I think the common ground we have in our experiences with mental health has really helped strengthen our relationship. We’re able to recognise a dip in the other person, and we both understand that if one of us is having a down day, it’s just part of the illness.
We’ve learnt how to support the other, while understanding that we can’t solve anything for them. Because we both know it doesn’t work like that. I know if he’s feeling unhappy or down, even with all the will in the world I can’t take that away from him. But I can respond in a helpful way, and vice versa.
I’d like to think that Tunde and I are living proof that a diagnosis of a mental illness doesn’t mean you’ll never have anything to look forward to again. It doesn’t mean you’ll never feel happy, or that you’ll be unable to find any enjoyment in life. At my lowest, I genuinely thought that I didn’t have a place in this world. And while sometimes those thoughts come back, the time between them gets further and further apart.
Together, Tunde and I are building a life that’s worth living for both of us, where we do have ups and we do have downs, but there are way more ups than downs. And I’m truly thankful for it.
** ** **
Mental health is everyone’s business. We all have times when we feel down or stressed or frightened. Most of the time those feelings pass. But sometimes they develop into a more serious problem and that could happen to any one of us.
Everyone is different. You may bounce back from a setback while someone else may feel weighed down by it for a long time.

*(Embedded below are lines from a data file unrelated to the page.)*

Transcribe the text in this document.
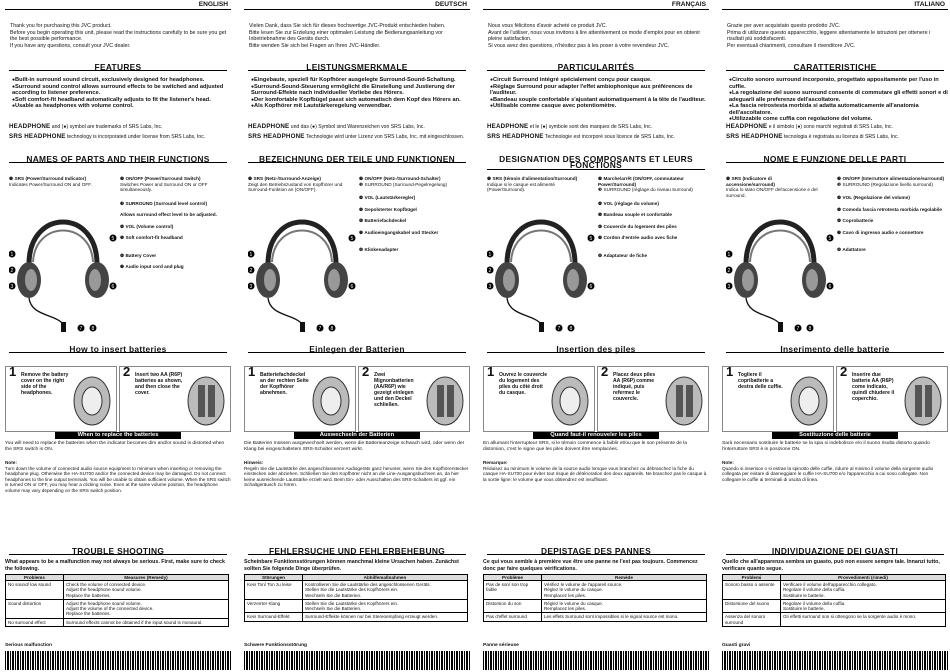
ENGLISH
Thank you for purchasing this JVC product.
Before you begin operating this unit, please read the instructions carefully to be sure you get the best possible performance.
If you have any questions, consult your JVC dealer.
FEATURES
● Built-in surround sound circuit, exclusively designed for headphones.
● Surround sound control allows surround effects to be switched and adjusted according to listener preference.
● Soft comfort-fit headband automatically adjusts to fit the listener's head.
● Usable as headphones with volume control.
HEADPHONE and (●) symbol are trademarks of SRS Labs, Inc.
SRS HEADPHONE technology is incorporated under license from SRS Labs, Inc.
NAMES OF PARTS AND THEIR FUNCTIONS
❶ SRS (Power/Surround Indicator)
Indicates Power/Surround ON and OFF.
❷ ON/OFF (Power/Surround Switch)
Switches Power and Surround ON or OFF simultaneously.
❸ SURROUND (Surround level control)
Allows surround effect level to be adjusted.
❹ VOL (Volume control)
❺ Soft comfort-fit headband
❻ Battery Cover
❼ Audio input cord and plug
1
2
3
5
6
7 8
How to insert batteries
1 Remove the battery cover on the right side of the headphones.
2 Insert two AA (R6P) batteries as shown, and then close the cover.
When to replace the batteries
You will need to replace the batteries when the indicator becomes dim and/or sound is distorted when the SRS switch is ON.
Note:
Turn down the volume of connected audio source equipment to minimum when inserting or removing the headphone plug. Otherwise the HA-SU700 and/or the connected device may be damaged. Do not connect headphones to the line output terminals. You will be unable to obtain sufficient volume. When the SRS switch is turned ON or OFF, you may hear a clicking noise. Even at the same volume position, the headphone volume may vary depending on the SRS switch position.
TROUBLE SHOOTING
What appears to be a malfunction may not always be serious. First, make sure to check the following.
Problems	Measures (Remedy)
No sound/ low sound	Check the volume of connected device.
Adjust the headphone sound volume.
Replace the batteries.
Sound distortion	Adjust the headphone sound volume.
Adjust the volume of the connected device.
Replace the batteries.
No surround effect	Surround effects cannot be obtained if the input sound is monaural.
Serious malfunction
DEUTSCH
Vielen Dank, dass Sie sich für dieses hochwertige JVC-Produkt entschieden haben.
Bitte lesen Sie zur Erzielung einer optimalen Leistung die Bedienungsanleitung vor Inbetriebnahme des Geräts durch.
Bitte wenden Sie sich bei Fragen an Ihren JVC-Händler.
LEISTUNGSMERKMALE
● Eingebaute, speziell für Kopfhörer ausgelegte Surround-Sound-Schaltung.
● Surround-Sound-Steuerung ermöglicht die Einstellung und Justierung der Surround-Effekte nach individueller Vorliebe des Hörers.
● Der komfortable Kopfbügel passt sich automatisch dem Kopf des Hörers an.
● Als Kopfhörer mit Lautstärkeregelung verwendbar.
HEADPHONE und das (●) Symbol sind Warenzeichen von SRS Labs, Inc.
SRS HEADPHONE Technologie wird unter Lizenz von SRS Labs, Inc. mit eingeschlossen.
BEZEICHNUNG DER TEILE UND FUNKTIONEN
❶ SRS (Netz-/Surround-Anzeige)
Zeigt den Betriebszustand von Kopfhörer und Surround-Funktion an (ON/OFF).
❷ ON/OFF (Netz-/Surround-Schalter)
❸ SURROUND (Surround-Pegelregelung)
❹ VOL (Lautstärkeregler)
❺ Gepolsterter Kopfbügel
❻ Batteriefachdeckel
❼ Audioeingangskabel und Stecker
❽ Klinkenadapter
1
2
3
5
6
7 8
Einlegen der Batterien
1 Batteriefachdeckel an der rechten Seite der Kopfhörer abnehmen.
2 Zwei Mignonbatterien (AA/R6P) wie gezeigt einlegen und den Deckel schließen.
Auswechseln der Batterien
Die Batterien müssen ausgewechselt werden, wenn die Batterieanzeige schwach wird, oder wenn der Klang bei eingeschaltetem SRS-Schalter verzerrt wirkt.
Hinweis:
Regeln Sie die Lautstärke des angeschlossenen Audiogeräts ganz herunter, wenn Sie den Kopfhörerstecker einstecken oder abziehen. Schließen Sie den Kopfhörer nicht an die Line-Ausgangsbuchsen an, da hier keine ausreichende Lautstärke erzielt wird. Beim Ein- oder Ausschalten des SRS-Schalters ist ggf. ein Schaltgeräusch zu hören.
FEHLERSUCHE UND FEHLERBEHEBUNG
Scheinbare Funktionsstörungen können manchmal kleine Ursachen haben. Zunächst sollten Sie folgende Dinge überprüfen.
Störungen	Abhilfemaßnahmen
Kein Ton/ Ton zu leise	Kontrollieren Sie die Lautstärke des angeschlossenen Geräts.
Stellen Sie die Lautstärke des Kopfhörers ein.
Wechseln Sie die Batterien.
Verzerrter Klang	Stellen Sie die Lautstärke des Kopfhörers ein.
Wechseln Sie die Batterien.
Kein Surround-Effekt	Surround-Effekte können nur bei Stereoempfang erzeugt werden.
Schwere Funktionsstörung
FRANÇAIS
Nous vous félicitons d'avoir acheté ce produit JVC.
Avant de l'utiliser, nous vous invitons à lire attentivement ce mode d'emploi pour en obtenir pleine satisfaction.
Si vous avez des questions, n'hésitez pas à les poser à votre revendeur JVC.
PARTICULARITÉS
● Circuit Surround intégré spécialement conçu pour casque.
● Réglage Surround pour adapter l'effet ambiophonique aux préférences de l'auditeur.
● Bandeau souple confortable s'ajustant automatiquement à la tête de l'auditeur.
● Utilisable comme casque avec potentiomètre.
HEADPHONE et le (●) symbole sont des marques de SRS Labs, Inc.
SRS HEADPHONE Technologie est incorporé sous licence de SRS Labs, Inc.
DESIGNATION DES COMPOSANTS ET LEURS FONCTIONS
❶ SRS (témoin d'alimentation/Surround)
Indique si le casque est alimenté (Power/Surround).
❷ Marche/arrêt (ON/OFF, commutateur Power/Surround)
❸ SURROUND (réglage du niveau Surround)
❹ VOL (réglage du volume)
❺ Bandeau souple et confortable
❻ Couvercle du logement des piles
❼ Cordon d'entrée audio avec fiche
❽ Adaptateur de fiche
1
2
3
5
6
7 8
Insertion des piles
1 Ouvrez le couvercle du logement des piles du côté droit du casque.
2 Placez deux piles AA (R6P) comme indiqué, puis refermez le couvercle.
Quand faut-il renouveler les piles
En allumant l'interrupteur SRS, si le témoin commence à faiblir et/ou que le son présente de la distorsion, c'est le signe que les piles doivent être remplacées.
Remarque:
Réduisez au minimum le volume de la source audio lorsque vous branchez ou débranchez la fiche du casque HA-SU700 pour éviter tout risque de détérioration des deux appareils. Ne branchez pas le casque à la sortie ligne: le volume que vous obtiendrez est insuffisant.
DEPISTAGE DES PANNES
Ce qui vous semble à première vue être une panne ne l'est pas toujours. Commencez donc par faire quelques vérifications.
Problème	Remède
Pas de son/ son trop faible	Vérifiez le volume de l'appareil source.
Réglez le volume du casque.
Remplacez les piles.
Distorsion du son	Réglez le volume du casque.
Remplacez les piles.
Pas d'effet surround	Les effets Surround sont impossibles si le signal source est mono.
Panne sérieuse
ITALIANO
Grazie per aver acquistato questo prodotto JVC.
Prima di utilizzare questo apparecchio, leggere attentamente le istruzioni per ottenere i risultati più soddisfacenti.
Per eventuali chiarimenti, consultare il rivenditore JVC.
CARATTERISTICHE
● Circuito sonoro surround incorporato, progettato appositamente per l'uso in cuffie.
● La regolazione del suono surround consente di commutare gli effetti sonori e di adeguarli alle preferenze dell'ascoltatore.
● La fascia retrostesta morbida si adatta automaticamente all'anatomia dell'ascoltatore.
● Utilizzabile come cuffia con regolazione del volume.
HEADPHONE e il simbolo (●) sono marchi registrati di SRS Labs, Inc.
SRS HEADPHONE tecnologia è registrata su licenza di SRS Labs, Inc.
NOME E FUNZIONE DELLE PARTI
❶ SRS (Indicatore di accensione/surround)
Indica lo stato ON/OFF del'accensione e del surround.
❷ ON/OFF (Interruttore alimentazione/surround)
❸ SURROUND (Regolazione livello surround)
❹ VOL (Regolazione del volume)
❺ Comoda fascia retrotesta morbida regolabile
❻ Coprobatterie
❼ Cavo di ingresso audio e connettore
❽ Adattatore
1
2
3
5
6
7 8
Inserimento delle batterie
1 Togliere il copribatterie a destra delle cuffie.
2 Inserire due batterie AA (R6P) come indicato, quindi chiudere il coperchio.
Sostituzione delle batterie
Sarà necessario sostituire le batterie se la spia si indebolisce e/o il suono risulta distorto quando l'interruttore SRS è in posizione ON.
Note:
Quando si inserisce o si estrae la spinotto delle cuffie, ridurre al minimo il volume della sorgente audio collegata per evitare di danneggiare le cuffie HA-SU700 e/o l'apparecchio a cui sono collegate. Non collegare le cuffie ai terminali di uscita di linea.
INDIVIDUAZIONE DEI GUASTI
Quello che all'apparenza sembra un guasto, può non essere sempre tale. Innanzi tutto, verificare quanto segue.
Problemi	Provvedimenti (rimedi)
Sonoro basso o assente	Verificare il volume dell'apparecchio collegato.
Regolare il volume della cuffia.
Sostituire le batterie.
Distorsione del suono	Regolare il volume della cuffia.
Sostituire le batterie.
Assenza del sonoro surround	Gli effetti surround non si ottengono se la sorgente audio è mono.
Guasti gravi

Your mental health doesn’t always stay the same. It can change as circumstances change and as you move through different stages of your life.
There’s a stigma attached to mental health problems. This means that people feel uncomfortable about them and don’t talk about them much. Many people don’t even feel comfortable talking about their feelings. But it’s healthy to know and say how you’re feeling.
Being mentally healthy doesn’t just mean that you don’t have a mental health problem.
If you’re in good mental health, you can:
- make the most of your potential
- cope with life
- play a full part in your family, workplace, community and among friends.
Mental illness affects 1 in 4 people every year, yet too often people are afraid to talk about their experiences because they fear it will affect their jobs or relationships.